Case Study: This middle-aged male had an aesthetic midface deficiency as evidenced by undereye hollows, pseudo infraorbital fat herniation, a negative orbital vector and a flatter midface profile. He had an orthodontically corrected Class I occlusion. He had a prior history of total mid facial fat injections, all which had completely resorbed by three months after the surgery.

His 3D CT scan showed a flatter infraorbital rims, a concavity beneath the infraorbital rim and a generalized lack of midface skeletal projection in profile.

Using the 3D CT scan custom midface implants were designed that augmented the infraorbital rims, anterior zygoma and down across the midface to the paranasal region.

Under general anesthesia these implants were placed through a combination of bilateral intraoral vestibular and lateral lower eyelid incisions. Small screws fixation was used at each incisional location.

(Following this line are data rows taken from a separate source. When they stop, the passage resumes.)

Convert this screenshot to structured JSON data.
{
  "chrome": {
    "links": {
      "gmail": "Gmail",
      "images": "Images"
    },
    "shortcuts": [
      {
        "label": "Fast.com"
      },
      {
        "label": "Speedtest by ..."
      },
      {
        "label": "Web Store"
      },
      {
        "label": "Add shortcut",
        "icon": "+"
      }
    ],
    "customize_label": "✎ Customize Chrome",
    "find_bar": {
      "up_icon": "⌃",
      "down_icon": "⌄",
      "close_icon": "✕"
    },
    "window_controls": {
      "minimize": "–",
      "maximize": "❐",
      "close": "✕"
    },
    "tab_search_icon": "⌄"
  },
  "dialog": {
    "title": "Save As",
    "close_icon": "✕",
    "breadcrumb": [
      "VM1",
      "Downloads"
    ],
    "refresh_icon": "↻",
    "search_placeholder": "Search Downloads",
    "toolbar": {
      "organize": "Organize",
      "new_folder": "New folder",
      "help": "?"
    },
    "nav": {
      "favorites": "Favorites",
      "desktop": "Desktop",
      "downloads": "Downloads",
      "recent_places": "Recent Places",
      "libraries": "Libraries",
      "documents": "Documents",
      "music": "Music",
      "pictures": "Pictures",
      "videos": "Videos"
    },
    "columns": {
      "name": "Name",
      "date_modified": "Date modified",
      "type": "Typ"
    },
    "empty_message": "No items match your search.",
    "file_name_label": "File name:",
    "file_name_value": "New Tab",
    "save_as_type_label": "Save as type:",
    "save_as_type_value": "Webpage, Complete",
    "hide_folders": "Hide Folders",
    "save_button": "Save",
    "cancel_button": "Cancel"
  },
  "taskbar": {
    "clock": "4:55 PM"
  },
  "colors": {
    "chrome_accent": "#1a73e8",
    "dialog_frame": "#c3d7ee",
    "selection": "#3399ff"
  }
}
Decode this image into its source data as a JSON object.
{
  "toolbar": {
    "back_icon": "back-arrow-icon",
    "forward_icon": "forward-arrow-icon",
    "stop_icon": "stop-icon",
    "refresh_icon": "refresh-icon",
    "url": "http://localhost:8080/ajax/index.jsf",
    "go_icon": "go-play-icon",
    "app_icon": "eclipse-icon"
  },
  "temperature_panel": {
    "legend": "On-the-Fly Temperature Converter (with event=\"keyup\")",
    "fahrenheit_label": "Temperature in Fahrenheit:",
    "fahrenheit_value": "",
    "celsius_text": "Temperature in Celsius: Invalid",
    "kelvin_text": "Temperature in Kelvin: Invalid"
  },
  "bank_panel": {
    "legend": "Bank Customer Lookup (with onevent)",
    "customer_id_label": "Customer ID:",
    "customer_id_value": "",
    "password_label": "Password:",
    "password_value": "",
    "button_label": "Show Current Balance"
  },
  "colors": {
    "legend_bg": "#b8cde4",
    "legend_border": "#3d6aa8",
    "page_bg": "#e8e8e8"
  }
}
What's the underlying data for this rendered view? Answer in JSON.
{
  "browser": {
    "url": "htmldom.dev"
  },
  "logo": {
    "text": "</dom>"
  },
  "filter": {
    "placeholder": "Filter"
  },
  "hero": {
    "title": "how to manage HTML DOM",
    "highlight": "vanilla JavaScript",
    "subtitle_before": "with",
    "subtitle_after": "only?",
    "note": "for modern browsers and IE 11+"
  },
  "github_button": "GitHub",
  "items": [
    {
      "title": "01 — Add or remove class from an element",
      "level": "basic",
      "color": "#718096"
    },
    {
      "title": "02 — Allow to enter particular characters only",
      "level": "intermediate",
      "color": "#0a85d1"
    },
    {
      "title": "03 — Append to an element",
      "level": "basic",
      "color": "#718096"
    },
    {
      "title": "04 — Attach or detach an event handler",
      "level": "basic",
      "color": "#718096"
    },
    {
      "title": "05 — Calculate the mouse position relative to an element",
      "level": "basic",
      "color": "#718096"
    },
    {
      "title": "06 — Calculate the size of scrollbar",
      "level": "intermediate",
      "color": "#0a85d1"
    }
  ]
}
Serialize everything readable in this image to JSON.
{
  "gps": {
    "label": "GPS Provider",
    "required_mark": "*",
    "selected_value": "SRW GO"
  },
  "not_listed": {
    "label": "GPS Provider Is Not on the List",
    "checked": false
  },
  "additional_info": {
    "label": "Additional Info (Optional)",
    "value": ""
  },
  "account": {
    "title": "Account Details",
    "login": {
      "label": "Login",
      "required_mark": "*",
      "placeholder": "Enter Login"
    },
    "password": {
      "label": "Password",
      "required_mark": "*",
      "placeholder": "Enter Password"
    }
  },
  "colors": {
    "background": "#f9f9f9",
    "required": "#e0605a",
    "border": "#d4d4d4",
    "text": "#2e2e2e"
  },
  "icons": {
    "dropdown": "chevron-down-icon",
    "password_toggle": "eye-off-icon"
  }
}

The contemporary design of custom midfacial implants allows for skeletal augmentation that historically has never been possible. While in the past the use of standard cheek, tear trough and paranasal implants was mixed together to create a collective midface augmentation effect, their lack of connectivity and surface area coverage limited their effectiveness.

Case Highlights:

1) Midfacial flattening extends from the imfraorbital rams down to the base of the nose and maxilla.

2) Custom implant augmentation can create horizontal projection of the midface short of the alveolar/teeth level.

3) Custom midface implant placement is done through a combination of intraoral and limited lower hemi-lid incisions.